Sales Are Up 2014-10#
Hello and welcome to this APL Quest. Today’s quest focuses on the 10th and last problem from the 2014 round of the APL Problem Solving Competition.
Problem Statement#
We are given a vector of non-zero numbers, and our task is to identify the largest percentage increase from one number to the next.
Approach#
To approach this problem, we’ll start with a simple test case from the problem statement. One effective method is to calculate the pairwise differences (or deltas) between the numbers in the vector. The goal is to determine the increase in percentage compared to the starting number.
For example, given a vector of monthly sales figures:
t ← 80 100 120 140
Step-by-Step Process#
Calculate Pairwise Differences: We need to find the differences between consecutive numbers in the vector.
This can be implemented in APL as follows:
diffs ← ¯2 - ⍵
Percentage Calculation: The percentage increase can be calculated using the formula:
For the first increase: Divide the increase by the starting number (e.g., the first increase from 80 to 100).
Continue this for subsequent numbers.
The generalized formula in APL to compute the percentage increase is:
{100 × ⌈⌿(¯2 - ⌿⍵) ÷ ¯1↓⍵}
Identify the Maximum Percentage: After calculating the percentage increases, we need to determine which one is the largest. It’s essential to convert these fractions into percentages by multiplying by 100.

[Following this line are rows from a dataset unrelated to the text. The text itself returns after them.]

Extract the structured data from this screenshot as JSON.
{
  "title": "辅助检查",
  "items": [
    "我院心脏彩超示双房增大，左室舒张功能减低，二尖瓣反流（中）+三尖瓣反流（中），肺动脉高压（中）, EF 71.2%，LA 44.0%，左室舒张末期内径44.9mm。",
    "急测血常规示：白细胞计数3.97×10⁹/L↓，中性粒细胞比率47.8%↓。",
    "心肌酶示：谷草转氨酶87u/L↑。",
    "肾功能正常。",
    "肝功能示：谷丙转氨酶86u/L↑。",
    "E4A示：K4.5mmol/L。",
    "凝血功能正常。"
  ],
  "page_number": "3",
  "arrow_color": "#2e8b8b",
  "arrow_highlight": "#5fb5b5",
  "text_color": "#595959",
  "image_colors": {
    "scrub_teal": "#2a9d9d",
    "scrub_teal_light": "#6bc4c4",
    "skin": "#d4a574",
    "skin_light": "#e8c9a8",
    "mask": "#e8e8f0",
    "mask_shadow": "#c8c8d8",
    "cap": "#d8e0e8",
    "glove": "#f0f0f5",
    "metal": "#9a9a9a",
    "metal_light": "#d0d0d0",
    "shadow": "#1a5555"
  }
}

An example of this implementation can be viewed using the function:
A ← {100 × ⌈⌿(¯2 - ⌿⍵) ÷ ¯2⊢⌿⍵}
Function Development#
Let’s encapsulate the above logic into a function that takes a vector as an argument and finds the maximum percentage increase.

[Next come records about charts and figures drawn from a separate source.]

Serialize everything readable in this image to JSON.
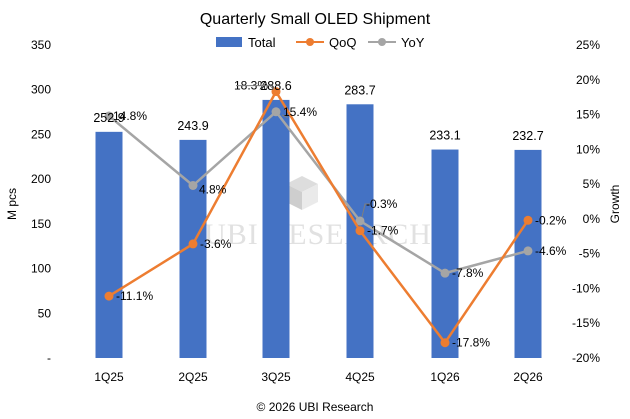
{
  "chart_data": {
    "type": "bar",
    "title": "Quarterly Small OLED Shipment",
    "categories": [
      "1Q25",
      "2Q25",
      "3Q25",
      "4Q25",
      "1Q26",
      "2Q26"
    ],
    "series": [
      {
        "name": "Total",
        "type": "bar",
        "axis": "left",
        "values": [
          252.9,
          243.9,
          288.6,
          283.7,
          233.1,
          232.7
        ],
        "color": "#4472C4"
      },
      {
        "name": "QoQ",
        "type": "line",
        "axis": "right",
        "values": [
          -11.1,
          -3.6,
          18.3,
          -1.7,
          -17.8,
          -0.2
        ],
        "labels": [
          "-11.1%",
          "-3.6%",
          "18.3%",
          "-1.7%",
          "-17.8%",
          "-0.2%"
        ],
        "color": "#ED7D31"
      },
      {
        "name": "YoY",
        "type": "line",
        "axis": "right",
        "values": [
          14.8,
          4.8,
          15.4,
          -0.3,
          -7.8,
          -4.6
        ],
        "labels": [
          "14.8%",
          "4.8%",
          "15.4%",
          "-0.3%",
          "-7.8%",
          "-4.6%"
        ],
        "color": "#A5A5A5"
      }
    ],
    "bar_labels": [
      "252.9",
      "243.9",
      "288.6",
      "283.7",
      "233.1",
      "232.7"
    ],
    "ylabel": "M pcs",
    "y2label": "Growth",
    "ylim": [
      0,
      350
    ],
    "y2lim": [
      -20,
      25
    ],
    "yticks": [
      "-",
      "50",
      "100",
      "150",
      "200",
      "250",
      "300",
      "350"
    ],
    "y2ticks": [
      "-20%",
      "-15%",
      "-10%",
      "-5%",
      "0%",
      "5%",
      "10%",
      "15%",
      "20%",
      "25%"
    ],
    "legend": "top-center",
    "grid": false,
    "watermark": "UBI RESEARCH",
    "credit": "© 2026 UBI Research"
  }
}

We can implement this with:
s ← ?⍴⍨1000
'cmpx' ⎕CY 'dfns'
cmpx 'A s' 'B s'
This will benchmark implementations (A) and (B) which may utilize different approaches to calculate the maximum percentage increase. For example:
A s → 3.5E¯6 | 0% ⎕
B s → 1.7E¯4 | +4850% ⎕⎕⎕⎕⎕⎕⎕⎕
Edge Cases#
An interesting observation relates to cases where there might be decreasing values in the vector (e.g., a negative drop). To handle this, we consider selecting the left value for each window of size 2, similar to how we calculated the deltas.
To ensure proper functionality, we might need to employ a pairwise reduction method but adjust our arithmetic functions to focus on left and right values appropriately.
Performance Considerations#
While we can combine calculations for efficiency, it’s crucial to note that certain combinations, especially involving frequent n-wise or pairwise operations, may lead to performance inefficiencies. For instance, using specialized cases efficiently can significantly improve performance compared to generalized methods.
APL Implementation Examples#
To illustrate this, we can benchmark the performance of two implementations:
C ← {100 × ¯1 + ⌈⌿¯2 ÷ ⌿⍵}
cmpx 'A s' 'C s'
Results can be as follows:
A s → 3.4E¯6 | 0% ⎕
C s → 2.5E¯6 | -27% ⎕
Conclusion#
Upon testing a large sample set (e.g., 1000 random numbers), we can compare the performance of both implementations. This analysis will reveal the importance of optimizing reduction strategies for improving computational efficiency.
In the end, our refined implementation will yield a function that not only achieves the desired outcome more succinctly but also performs better than the original approach.
Thank you for following along with this detailed exploration of the APL Problem Solving Competition problem!